CXL+cPRK could provide earlier and more substantial improvements in VA and quality of vision for the more functionally impaired eyes, the study authors noted.

  • What is required: A minimum corneal thickness necessary to support the ablation (typically ≥450μm preoperatively, ensuring a residual stromal bed of ≥400μm), thus optimizing visual rehabilitation for these patients.

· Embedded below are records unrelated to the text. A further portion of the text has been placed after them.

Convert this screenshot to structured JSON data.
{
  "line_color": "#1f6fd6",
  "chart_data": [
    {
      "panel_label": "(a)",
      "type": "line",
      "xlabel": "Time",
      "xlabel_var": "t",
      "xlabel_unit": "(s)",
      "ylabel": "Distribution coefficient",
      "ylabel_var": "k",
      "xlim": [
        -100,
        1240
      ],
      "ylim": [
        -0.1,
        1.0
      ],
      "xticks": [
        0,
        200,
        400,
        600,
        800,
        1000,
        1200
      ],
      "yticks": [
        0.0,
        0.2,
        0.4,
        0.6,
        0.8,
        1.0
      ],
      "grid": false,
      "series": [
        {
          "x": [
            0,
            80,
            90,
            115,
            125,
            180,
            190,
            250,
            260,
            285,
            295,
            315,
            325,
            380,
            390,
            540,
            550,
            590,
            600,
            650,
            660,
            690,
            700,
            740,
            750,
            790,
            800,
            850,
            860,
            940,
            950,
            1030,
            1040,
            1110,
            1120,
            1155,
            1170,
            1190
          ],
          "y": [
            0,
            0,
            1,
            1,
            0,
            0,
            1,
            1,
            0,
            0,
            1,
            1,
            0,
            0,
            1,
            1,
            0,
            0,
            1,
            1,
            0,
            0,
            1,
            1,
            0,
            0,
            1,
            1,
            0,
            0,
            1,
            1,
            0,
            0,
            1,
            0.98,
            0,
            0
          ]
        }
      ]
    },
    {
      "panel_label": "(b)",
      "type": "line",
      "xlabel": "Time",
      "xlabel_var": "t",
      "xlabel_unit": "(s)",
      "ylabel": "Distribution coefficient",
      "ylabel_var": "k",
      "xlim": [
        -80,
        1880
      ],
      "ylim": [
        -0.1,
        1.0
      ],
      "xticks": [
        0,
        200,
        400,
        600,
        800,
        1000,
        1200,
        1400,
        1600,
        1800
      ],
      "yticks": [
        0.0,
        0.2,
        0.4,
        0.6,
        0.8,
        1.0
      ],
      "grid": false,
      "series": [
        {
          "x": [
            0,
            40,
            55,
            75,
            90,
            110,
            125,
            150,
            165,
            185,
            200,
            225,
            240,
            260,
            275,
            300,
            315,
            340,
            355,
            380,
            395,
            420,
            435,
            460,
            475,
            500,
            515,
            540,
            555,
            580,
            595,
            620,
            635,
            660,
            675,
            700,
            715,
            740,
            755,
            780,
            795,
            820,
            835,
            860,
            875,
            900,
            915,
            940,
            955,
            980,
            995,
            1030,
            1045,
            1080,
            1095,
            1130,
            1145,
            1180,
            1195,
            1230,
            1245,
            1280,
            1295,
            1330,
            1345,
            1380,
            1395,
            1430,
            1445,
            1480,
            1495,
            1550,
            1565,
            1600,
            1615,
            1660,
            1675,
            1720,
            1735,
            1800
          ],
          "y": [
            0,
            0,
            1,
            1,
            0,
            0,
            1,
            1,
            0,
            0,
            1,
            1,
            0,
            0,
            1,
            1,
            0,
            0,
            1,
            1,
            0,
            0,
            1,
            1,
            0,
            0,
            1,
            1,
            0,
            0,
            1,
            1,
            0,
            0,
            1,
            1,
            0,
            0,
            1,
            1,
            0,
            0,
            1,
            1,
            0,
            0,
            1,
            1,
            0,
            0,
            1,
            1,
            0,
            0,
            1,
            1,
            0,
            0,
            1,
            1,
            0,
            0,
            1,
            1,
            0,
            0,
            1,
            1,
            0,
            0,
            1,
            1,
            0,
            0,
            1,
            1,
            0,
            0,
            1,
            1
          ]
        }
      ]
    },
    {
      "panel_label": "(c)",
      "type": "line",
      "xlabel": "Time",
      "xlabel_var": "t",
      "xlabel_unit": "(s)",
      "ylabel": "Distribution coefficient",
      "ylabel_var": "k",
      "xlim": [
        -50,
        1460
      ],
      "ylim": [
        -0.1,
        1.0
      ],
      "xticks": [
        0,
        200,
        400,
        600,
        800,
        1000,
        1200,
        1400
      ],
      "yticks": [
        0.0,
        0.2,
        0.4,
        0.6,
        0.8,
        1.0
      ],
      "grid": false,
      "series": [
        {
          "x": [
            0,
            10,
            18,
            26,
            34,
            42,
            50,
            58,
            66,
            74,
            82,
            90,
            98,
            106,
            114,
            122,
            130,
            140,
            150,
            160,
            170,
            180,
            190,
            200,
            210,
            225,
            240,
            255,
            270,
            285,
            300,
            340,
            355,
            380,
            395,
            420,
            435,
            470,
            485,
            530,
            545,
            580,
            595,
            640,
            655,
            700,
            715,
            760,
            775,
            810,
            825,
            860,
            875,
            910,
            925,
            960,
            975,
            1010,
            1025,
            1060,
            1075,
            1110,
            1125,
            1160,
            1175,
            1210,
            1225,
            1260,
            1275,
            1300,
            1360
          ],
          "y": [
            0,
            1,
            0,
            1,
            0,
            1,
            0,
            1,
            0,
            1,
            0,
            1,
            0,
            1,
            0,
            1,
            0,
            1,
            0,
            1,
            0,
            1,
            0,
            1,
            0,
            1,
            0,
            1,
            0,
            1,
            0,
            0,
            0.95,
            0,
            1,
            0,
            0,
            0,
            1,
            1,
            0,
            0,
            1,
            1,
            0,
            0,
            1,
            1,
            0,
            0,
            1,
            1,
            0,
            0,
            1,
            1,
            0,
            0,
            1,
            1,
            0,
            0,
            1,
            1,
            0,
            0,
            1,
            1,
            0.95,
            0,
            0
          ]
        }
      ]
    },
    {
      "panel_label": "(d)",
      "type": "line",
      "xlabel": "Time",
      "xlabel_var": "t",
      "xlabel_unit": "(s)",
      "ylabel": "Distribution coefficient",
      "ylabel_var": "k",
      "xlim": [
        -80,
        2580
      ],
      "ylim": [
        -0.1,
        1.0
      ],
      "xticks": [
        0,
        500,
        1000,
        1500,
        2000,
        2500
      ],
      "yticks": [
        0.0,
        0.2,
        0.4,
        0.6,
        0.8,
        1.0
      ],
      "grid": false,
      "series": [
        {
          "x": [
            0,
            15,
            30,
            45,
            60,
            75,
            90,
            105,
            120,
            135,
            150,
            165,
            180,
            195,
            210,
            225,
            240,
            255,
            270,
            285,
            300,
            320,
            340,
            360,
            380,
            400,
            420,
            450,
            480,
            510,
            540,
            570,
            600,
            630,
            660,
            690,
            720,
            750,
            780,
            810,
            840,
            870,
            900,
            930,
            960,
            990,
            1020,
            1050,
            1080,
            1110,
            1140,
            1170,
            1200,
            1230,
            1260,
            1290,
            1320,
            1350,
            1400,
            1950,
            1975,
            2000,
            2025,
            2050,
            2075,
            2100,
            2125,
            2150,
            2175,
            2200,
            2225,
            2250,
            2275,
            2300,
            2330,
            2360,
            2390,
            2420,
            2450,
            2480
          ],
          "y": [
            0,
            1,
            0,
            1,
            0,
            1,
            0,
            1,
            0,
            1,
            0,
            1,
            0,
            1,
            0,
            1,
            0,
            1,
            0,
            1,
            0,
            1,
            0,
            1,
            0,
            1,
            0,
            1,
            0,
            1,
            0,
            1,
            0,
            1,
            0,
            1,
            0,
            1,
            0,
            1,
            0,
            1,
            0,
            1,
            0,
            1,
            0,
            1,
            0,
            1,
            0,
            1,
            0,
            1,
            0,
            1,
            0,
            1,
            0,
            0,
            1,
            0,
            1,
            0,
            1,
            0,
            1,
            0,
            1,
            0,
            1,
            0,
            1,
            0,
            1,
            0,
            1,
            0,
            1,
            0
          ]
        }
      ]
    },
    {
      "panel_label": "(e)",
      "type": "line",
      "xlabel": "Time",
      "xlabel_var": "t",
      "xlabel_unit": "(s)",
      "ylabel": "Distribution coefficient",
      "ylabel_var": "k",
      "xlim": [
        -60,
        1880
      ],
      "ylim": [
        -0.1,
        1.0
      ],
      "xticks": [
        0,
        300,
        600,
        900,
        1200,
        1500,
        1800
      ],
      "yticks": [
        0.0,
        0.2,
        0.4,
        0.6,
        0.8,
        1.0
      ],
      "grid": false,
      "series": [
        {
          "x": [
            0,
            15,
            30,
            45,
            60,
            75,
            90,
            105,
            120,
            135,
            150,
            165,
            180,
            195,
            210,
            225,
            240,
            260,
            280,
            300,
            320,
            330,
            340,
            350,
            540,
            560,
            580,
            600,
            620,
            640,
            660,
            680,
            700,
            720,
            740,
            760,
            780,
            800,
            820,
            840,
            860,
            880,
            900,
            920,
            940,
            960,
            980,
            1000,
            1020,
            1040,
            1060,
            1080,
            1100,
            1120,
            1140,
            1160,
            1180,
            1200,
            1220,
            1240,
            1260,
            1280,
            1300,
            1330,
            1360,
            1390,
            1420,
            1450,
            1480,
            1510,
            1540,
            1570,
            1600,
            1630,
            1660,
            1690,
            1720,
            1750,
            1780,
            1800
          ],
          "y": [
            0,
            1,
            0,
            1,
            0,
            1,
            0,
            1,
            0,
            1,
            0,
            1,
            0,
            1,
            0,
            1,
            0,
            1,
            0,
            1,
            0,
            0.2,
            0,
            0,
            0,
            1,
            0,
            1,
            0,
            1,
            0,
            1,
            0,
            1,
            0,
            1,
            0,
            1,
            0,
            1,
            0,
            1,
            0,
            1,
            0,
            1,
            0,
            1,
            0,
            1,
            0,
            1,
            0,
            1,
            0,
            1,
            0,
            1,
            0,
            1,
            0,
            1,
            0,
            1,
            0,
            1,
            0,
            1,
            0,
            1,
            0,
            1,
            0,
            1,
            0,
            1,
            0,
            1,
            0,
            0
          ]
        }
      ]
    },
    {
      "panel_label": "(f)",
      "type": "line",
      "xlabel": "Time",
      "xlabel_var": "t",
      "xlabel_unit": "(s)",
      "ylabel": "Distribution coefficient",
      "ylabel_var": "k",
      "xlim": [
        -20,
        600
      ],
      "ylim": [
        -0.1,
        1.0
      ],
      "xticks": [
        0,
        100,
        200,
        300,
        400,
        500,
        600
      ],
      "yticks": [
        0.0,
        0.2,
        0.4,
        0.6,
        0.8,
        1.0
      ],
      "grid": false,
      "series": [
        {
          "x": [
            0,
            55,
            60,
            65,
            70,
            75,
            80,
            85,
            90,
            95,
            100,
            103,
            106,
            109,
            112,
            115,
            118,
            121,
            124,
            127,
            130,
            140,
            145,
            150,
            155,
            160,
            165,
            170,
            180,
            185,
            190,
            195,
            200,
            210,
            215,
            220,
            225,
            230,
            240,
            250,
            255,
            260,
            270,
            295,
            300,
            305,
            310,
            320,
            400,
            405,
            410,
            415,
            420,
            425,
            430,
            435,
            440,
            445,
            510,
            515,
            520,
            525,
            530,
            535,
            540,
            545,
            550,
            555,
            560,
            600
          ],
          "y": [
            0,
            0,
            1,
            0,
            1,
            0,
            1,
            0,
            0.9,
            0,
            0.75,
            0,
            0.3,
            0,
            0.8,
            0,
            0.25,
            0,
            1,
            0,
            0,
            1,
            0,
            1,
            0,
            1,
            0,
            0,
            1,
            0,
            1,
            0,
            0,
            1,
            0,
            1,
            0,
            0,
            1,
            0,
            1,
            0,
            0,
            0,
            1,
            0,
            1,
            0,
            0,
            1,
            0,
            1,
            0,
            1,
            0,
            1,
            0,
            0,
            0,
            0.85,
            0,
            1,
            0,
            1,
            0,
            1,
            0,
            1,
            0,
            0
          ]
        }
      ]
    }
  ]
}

They also compared topography- and wavefront-guided PRK for patients with KC, explaining:

  • Topography-guided cPRK is generally preferred for patients with pronounced anterior corneal irregularities—particularly those with significant coma-like aberrations, as it aims to regularize the anterior corneal surface
  • Wavefront-guided cPRK is more suitable for cases where preserving corneal tissue is a priority while still addressing HOAs
    • This makes it a safer option for patients with more advanced KC.

Limitations?

These included:

  • The inclusion of only non-randomized studies, all of which had at least one ROBINS-1 domain at high risk of bias
  • High heterogeneity in the data, which was largely due to differences in surgical techniques, patient selection criteria, and study designs
  • Lack of long-term follow-up data (beyond 5 years) limited the ability to fully evaluate the sustained effects of CXL+cPRK

Take home.

These findings suggest that cPRK+CXL provided superior postoperative visual acuity (UDVA, CDVA) and visual quality compared to CXL alone while maintaining the same corneal stability in the management of progressive KC.

Of note: Only nonrandomized studies could be retrieved for the purpose of the study, which may have introduced bias to the results.

Next steps?

Future studies with extended follow-up periods and standardized assessment protocols are essential to confirm the durability and safety of CXL+cPRK.